How to know if there is a mediating effect?

You can test for a mediating effect using regression analysis. In regression, you include the predictor variable, the outcome variable, and the mediator variable. You then test to see if the predictor variable is still associated with the outcome variable when you control for the mediator variable. If it is not, then you have found evidence for mediation. To test for moderating effects, you use an interaction term. For example, let’s say that we are interested in whether gender moderates the relationship between life satisfaction and job satisfaction. We would include an interaction term of gender by job satisfaction as well as life satisfaction by job satisfaction. If there is no significant interaction (i.e., the coefficient on the interaction term is zero), then we find no evidence for moderation. If there is a significant interactive term, then it tells us that something about either job satisfaction or life satisfaction has a different impact on men than women. If the value of this interaction term is positive, then job satisfaction matters more for men. Alternatively, if the value of this interaction term is negative, then life satisfaction matters more for women. 

 

 

Other examples of Moderating & Mediating effects

In social science, a moderator is a third variable that affects the relationship between an independent variable and a dependent variable. 

A mediator is a third variable that explains the relationship between an independent variable and a dependent variable.  Moderators can be categorical (e.g., gender) or continuous (e.g., age). 

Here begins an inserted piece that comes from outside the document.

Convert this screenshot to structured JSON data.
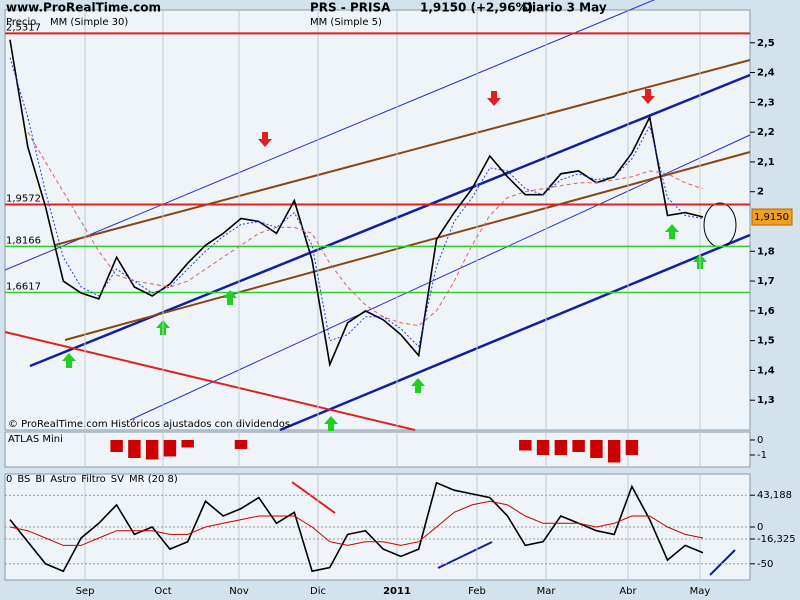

Mediators can also be categorical or continuous. A mediating variable is considered a causal mechanism through which the effect of an independent variable on a dependent variable operates. For example, if one wanted to study how anger affected performance on a math test, then anger would be the independent variable, and performance on the math test would be the dependent variable. If one were to find that high levels of anger led to lower performance on the math test, but only for men, then there would be a moderating effect because men are experiencing something different than women. If there was no moderating effect when looking at anger and performance for both genders, it could mean either: 1) Anger does not affect performance on a math test for both genders 2) Anger has different effects depending on gender ; for instance, high levels of anger may lead to better performance on a math test for women. When looking at mediation, one would need to look at the effect of anger on female performance as well as the effect of female performance on male performance. If they found that high levels of anger led to higher performance on the math test for females but did not have any effect on males, then this would show a mediating variable. On the other hand, if high levels of anger had a negative impact on both males and females without any variation in level or degree, this would show a moderative effect. These two terms differ slightly because moderators measure how the strength of one effect changes based on another variable while mediators measure whether another variable impacts the strength of an original effect. One needs to understand which term will provide a more accurate answer in order to get closer to understanding what type of causality might exist among variables.